I decided to take a fresh look at the data for my own benefit, and compared current (GDI) income (2015:2) with income from 50 years ago (1965:2).  The earlier period was the Golden Age of American labor.

And here’s what I found:

Type of (Gross) income       Share in 1965     Share in 2015
Wages and benefits                   54.6%               53.0%
Indirect taxes – subsidies          7.8%                 6.6%
Net Operating Surplus               25.7%               24.9%
Depreciation                             11.9%               15.6%

It seems silly to focus on gross domestic income, which includes depreciation and indirect taxes.  If we subtract them out we get the more conventional measure of national income, the way most people envision the concept.  And using that measure the labor’s share has been amazingly stable, rising from 68.0% in 1965 to 68.1% in 2015. Capital’s share fell from 32.0% to 31.9%.  No change in 50 years! Is that too good to be true?  Yes, for instance in 1990 labor’s share was 72.4%, so it’s just a coincidence. But it does suggest that labor’s share in the very long run is pretty stable.

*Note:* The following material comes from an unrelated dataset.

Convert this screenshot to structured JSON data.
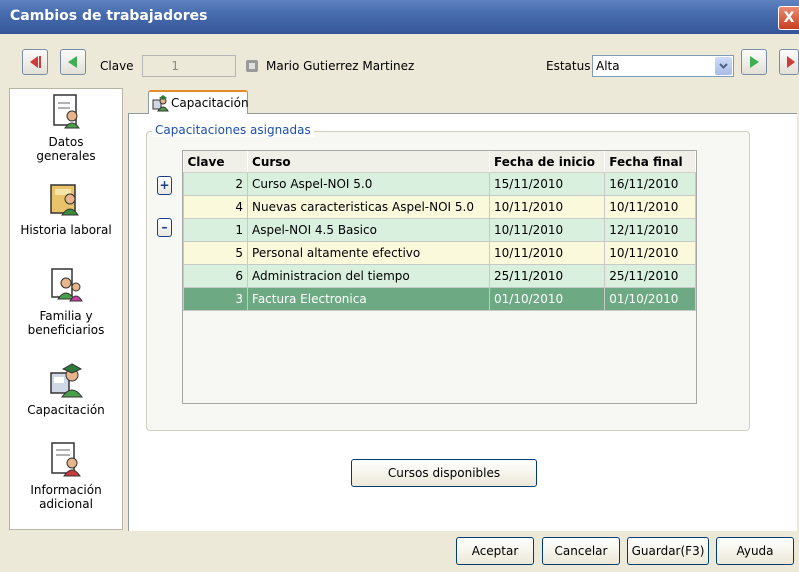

So why the perception that workers are not doing well?  Krugman points out (correctly in my view) that it’s an inequality story.  Blue collar workers at GM and Ford are not doing as well as in 1965 (especially younger workers).  Workers like Goldman Sachs executives, Tom Cruise and LeBron James are doing much better than in 1965.  So the problem is not that “workers” are getting screwed by companies, but that worker income is itself becoming more unequal.  That seems like a problem to me, but then I’m a utilitarian who doesn’t think Tom Cruise deserves a high wage income just because he was lucky enough to be born with a lot of charisma and ambition.

Let’s revisit the Jeb Bush tax plan.  The structure of the plan is great; it does lots of wonderful things.  It’s not my dream consumption tax, but it’s vastly better than the current system.  But the left hates it.  I believe the plan is so good that Bush should meet the objections of the left (not now of course, but in the very unlikely event he gets elected.)  The obvious compromise is to keep the structure of the tax system as he proposes, but adjust the tax rates upward enough to make it both revenue neutral and progressivity neutral.

I normally ignore progressivity discussion in the media.  Not because I don’t care about tax progressivity, but rather because no one knows how to measure tax incidence.  Thus even though corporate taxes are not actually paid by corporations, it probably makes sense (politically) to set the new corporate tax rate at a revenue neutral level.  Or perhaps revenue neutral given whatever growth boost the CBO estimates.  And the top rate on personal income needs to be higher than 28%
Unfortunately, with taxes there will never be an end of history.  The fights between the GOP and Dems will continue.  But both sides should be willing to fight with a clean tax regime, not a monstrosity.  You can still nudge the rates up or down, as the elections change who’s in power, but you’ll do so with a much simpler regime.

I’m enough of a supply-sider to understand why the right prefers low MTRs on the rich. But given the very real increase in wage inequality, and given that never in history has it been easier to make a billion dollars by age 30, I really think you need a tin ear to propose a massive tax reform that simultaneously lowers taxes on the group that has done so well in recent decades.
PS. Earlier I said I favor a zero top income tax rate.  I still favor that.  But that’s only if we have a fairly progressive consumption tax.  This post assumes that’s too big a reach, and that this proposal is the best we can do.

PPS.  Although I said Tom Cruise does not deserve a high income, I nonetheless want him to be very rich (for utilitarian reasons.)  That’s because an economy that allows Cruise to be very rich will generate more good films for me to watch.  So yes, he should be very rich, just slightly less very rich than he actually is. Let’s face it, if you get to have young women fawning all over you because you have the guts to do dangerous stunt work in James Bond type films, when you are in your fifties, you are pretty much the luckiest man who ever lived, even if you make the LA minimum wage.